Again, if this were the only thing the movie did right, it would still be regarded as a landmark film event. And again, it’s more than that: This is a great movie with a tight script and committed performances from actors who are giving the proceedings exactly as much seriousness and levity as they demand. Watching it again for this piece, I was actually struck by how well-constructed the mystery at the center of the plot is. Every detail of the conspiracy and crime—the motive, the means, the opportunity—are revealed to the sharp-eyed observer on a second viewing, which just goes to show that the filmmakers were determined to do a noir the right way, even if it had the animated broomsticks from Fantasia in it.

The movie ushers us into a world where cartoons and humans live side by side, and the “toons” who light up the silver screen are workaday actors playing parts. The story follows Eddie Valiant, a perfectly shlubby Bob Hoskins, who works as a private eye famous (and infamous) for being the flatfoot who will work with toons. He’s stopped doing so because one toon killed his brother. Valiant is hired by a sleazy studio exec to reveal to Roger Rabbit (voiced by Charles Fleischer, who stood off-camera to help his co-stars act off of him during production) that his wife Jessica Rabbit is cheating on him.

(Jessica Rabbit, it must be noted, is still brought up today in lists of disturbingly attractive cartoon women. For whatever reason, Kathleen Turner’s damn perfect voice work on the character goes un-credited in the film itself—though if you’re familiar with her, you probably knew recognized her voice.)

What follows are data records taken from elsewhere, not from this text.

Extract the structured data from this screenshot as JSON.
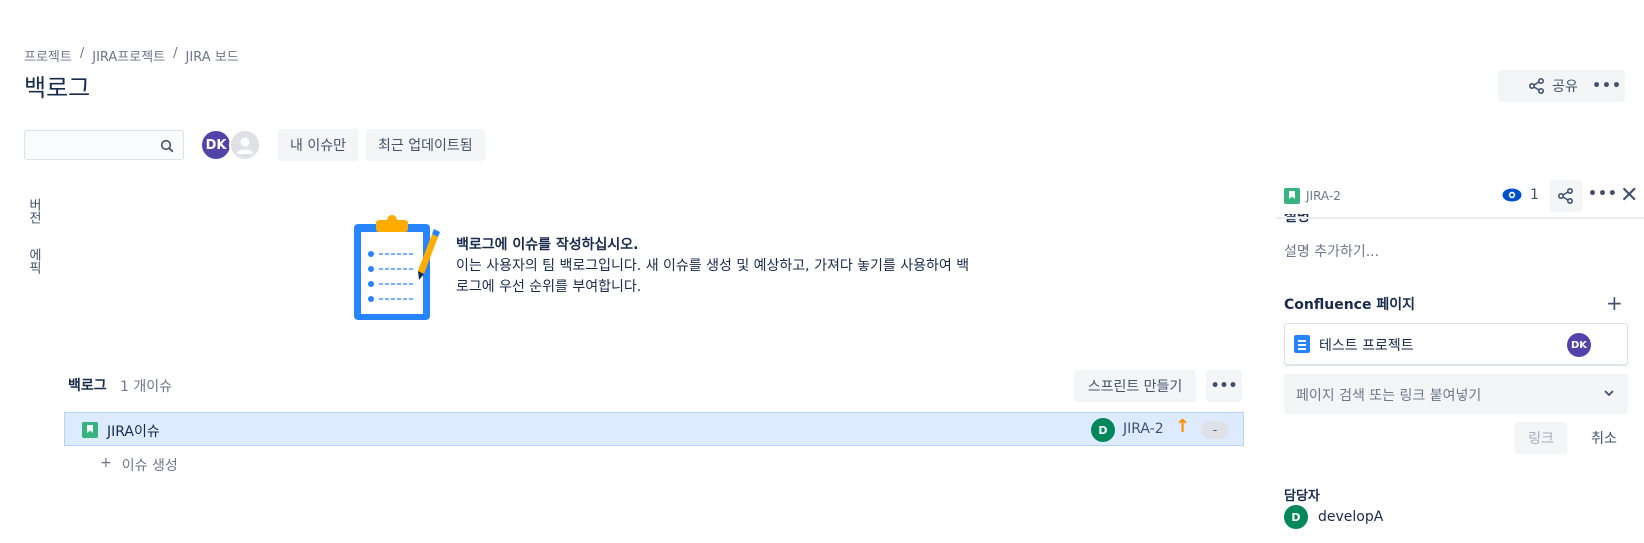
{
  "breadcrumb": {
    "items": [
      "프로젝트",
      "JIRA프로젝트",
      "JIRA 보드"
    ],
    "separator": "/"
  },
  "page": {
    "title": "백로그"
  },
  "header": {
    "share_label": "공유",
    "more_label": "•••"
  },
  "filters": {
    "search_placeholder": "",
    "avatar_initials": "DK",
    "only_my_issues": "내 이슈만",
    "recently_updated": "최근 업데이트됨"
  },
  "side_tabs": {
    "versions": "버전",
    "epics": "에픽"
  },
  "empty_state": {
    "title": "백로그에 이슈를 작성하십시오.",
    "description": "이는 사용자의 팀 백로그입니다. 새 이슈를 생성 및 예상하고, 가져다 놓기를 사용하여 백로그에 우선 순위를 부여합니다."
  },
  "backlog": {
    "title": "백로그",
    "count": "1 개이슈",
    "create_sprint": "스프린트 만들기",
    "more_label": "•••",
    "issues": [
      {
        "summary": "JIRA이슈",
        "assignee_initial": "D",
        "key": "JIRA-2",
        "estimate": "-"
      }
    ],
    "create_issue_plus": "+",
    "create_issue": "이슈 생성"
  },
  "panel": {
    "issue_key": "JIRA-2",
    "watch_count": "1",
    "more_label": "•••",
    "description_label": "설명",
    "description_placeholder": "설명 추가하기...",
    "confluence_label": "Confluence 페이지",
    "confluence_pages": [
      {
        "title": "테스트 프로젝트",
        "avatar": "DK"
      }
    ],
    "confluence_search_placeholder": "페이지 검색 또는 링크 붙여넣기",
    "link_button": "링크",
    "cancel_button": "취소",
    "assignee_label": "담당자",
    "assignee_initial": "D",
    "assignee_name": "developA"
  },
  "colors": {
    "primary_text": "#172b4d",
    "secondary_text": "#6b778c",
    "selected_row": "#deebff",
    "avatar_purple": "#5243aa",
    "avatar_green": "#00875a",
    "story_green": "#36b37e",
    "priority_orange": "#ff8b00"
  }
}
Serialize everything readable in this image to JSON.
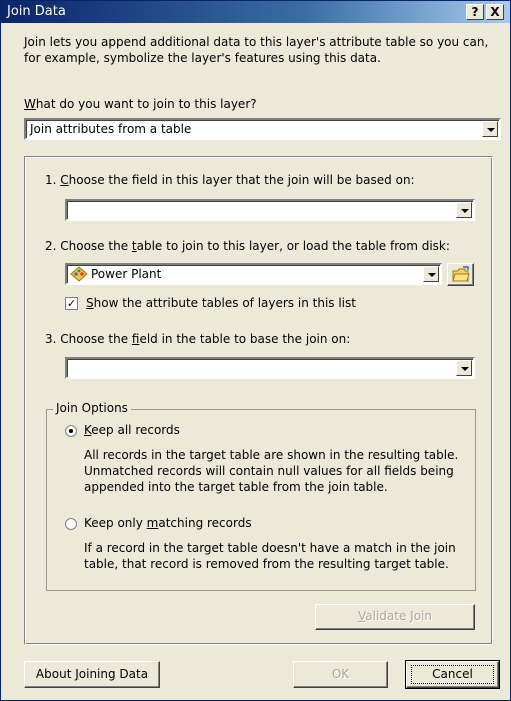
{
  "window": {
    "title": "Join Data",
    "help_glyph": "?",
    "close_glyph": "X"
  },
  "intro": {
    "line1": "Join lets you append additional data to this layer's attribute table so you can,",
    "line2": "for example, symbolize the layer's features using this data."
  },
  "join_type": {
    "label_prefix": "",
    "label_mnemonic": "W",
    "label_rest": "hat do you want to join to this layer?",
    "selected": "Join attributes from a table"
  },
  "step1": {
    "label_a": "1.  ",
    "label_mn": "C",
    "label_b": "hoose the field in this layer that the join will be based on:",
    "selected": ""
  },
  "step2": {
    "label_a": "2.  Choose the ",
    "label_mn": "t",
    "label_b": "able to join to this layer, or load the table from disk:",
    "selected": "Power Plant",
    "layer_icon": "feature-layer-icon",
    "browse_icon": "open-folder-icon",
    "checkbox_checked": true,
    "checkbox_glyph": "✓",
    "checkbox_mn": "S",
    "checkbox_rest": "how the attribute tables of layers in this list"
  },
  "step3": {
    "label_a": "3.  Choose the ",
    "label_mn": "f",
    "label_b": "ield in the table to base the join on:",
    "selected": ""
  },
  "join_options": {
    "legend": "Join Options",
    "keep_all": {
      "mn": "K",
      "rest": "eep all records",
      "selected": true,
      "desc1": "All records in the target table are shown in the resulting table.",
      "desc2": "Unmatched records will contain null values for all fields being",
      "desc3": "appended into the target table from the join table."
    },
    "keep_matching": {
      "pre": "Keep only ",
      "mn": "m",
      "rest": "atching records",
      "selected": false,
      "desc1": "If a record in the target table doesn't have a match in the join",
      "desc2": "table, that record is removed from the resulting target table."
    },
    "validate": {
      "mn": "V",
      "rest": "alidate Join",
      "enabled": false
    }
  },
  "footer": {
    "about_a": "About ",
    "about_mn": "J",
    "about_b": "oining Data",
    "ok": "OK",
    "ok_enabled": false,
    "cancel": "Cancel"
  },
  "colors": {
    "title_start": "#0a246a",
    "title_end": "#a6caf0",
    "face": "#ece9d8",
    "disabled_text": "#aca899"
  }
}
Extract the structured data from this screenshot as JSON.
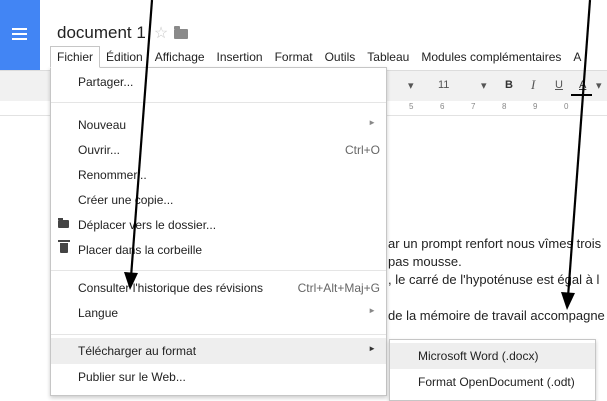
{
  "header": {
    "title": "document 1",
    "star_icon": "star-outline-icon",
    "folder_icon": "folder-icon"
  },
  "menubar": {
    "items": [
      "Fichier",
      "Édition",
      "Affichage",
      "Insertion",
      "Format",
      "Outils",
      "Tableau",
      "Modules complémentaires",
      "A"
    ]
  },
  "toolbar": {
    "font_size": "11",
    "bold": "B",
    "italic": "I",
    "underline": "U",
    "text_color": "A"
  },
  "ruler": [
    "5",
    "6",
    "7",
    "8",
    "9",
    "0"
  ],
  "document": {
    "lines": [
      "ar un prompt renfort nous vîmes trois",
      "pas mousse.",
      ", le carré de l'hypoténuse est égal à l",
      "de la mémoire de travail accompagne"
    ]
  },
  "file_menu": {
    "items": [
      {
        "label": "Partager..."
      },
      {
        "label": "Nouveau",
        "submenu": true
      },
      {
        "label": "Ouvrir...",
        "shortcut": "Ctrl+O"
      },
      {
        "label": "Renommer..."
      },
      {
        "label": "Créer une copie..."
      },
      {
        "label": "Déplacer vers le dossier...",
        "icon": "folder-icon"
      },
      {
        "label": "Placer dans la corbeille",
        "icon": "trash-icon"
      },
      {
        "label": "Consulter l'historique des révisions",
        "shortcut": "Ctrl+Alt+Maj+G"
      },
      {
        "label": "Langue",
        "submenu": true
      },
      {
        "label": "Télécharger au format",
        "submenu": true,
        "highlighted": true
      },
      {
        "label": "Publier sur le Web..."
      }
    ]
  },
  "submenu": {
    "items": [
      "Microsoft Word (.docx)",
      "Format OpenDocument (.odt)"
    ]
  },
  "colors": {
    "docs_blue": "#4285f4",
    "menu_highlight": "#eeeeee",
    "annotation_arrow": "#000000"
  }
}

Valiant gets drawn into a murder conspiracy with Roger and Jessica and perhaps his own brother’s killer at the center. The final confrontation brings him into a fight with Christopher Lloyd’s traumatizingly evil villain Judge Doom—and puts on display every live-action and cartoon trick the film has up its sleeve despite the fact the whole set piece basically just takes place inside a warehouse like every other ’80s movie. It’s a story of confronting demons, learning to loosen up and trust others, and a celebration of both classic animation and the new, no-holds-barred wackiness that cartoons in the ’90s would start putting on display again.

South Park, some years back, did a three-part episode which is known as “Imaginationland” but which bears a far more raunchy real title (of course). In it, the main characters are drawn into the actual collective cultural imagination of humanity, interacting with carefully edited versions of Captain America and Luke Skywalker and Wonder Woman, doing battle with Predator and Jason Vorhees, all in a delirious celebration of what makes fictional characters important. This is a toy box everybody gets to play in, they seem to be saying.

Looking specifically at the love of animation, Roger Rabbit had some of that same cheerful spirit. Thirty years later, as Disney is becoming the Buy ’N’ Large of entertainment and so many major studio offerings are becoming transparent attempts to sell our childhood nostalgia back to us, it’s hard to imagine them producing something quite like this picture.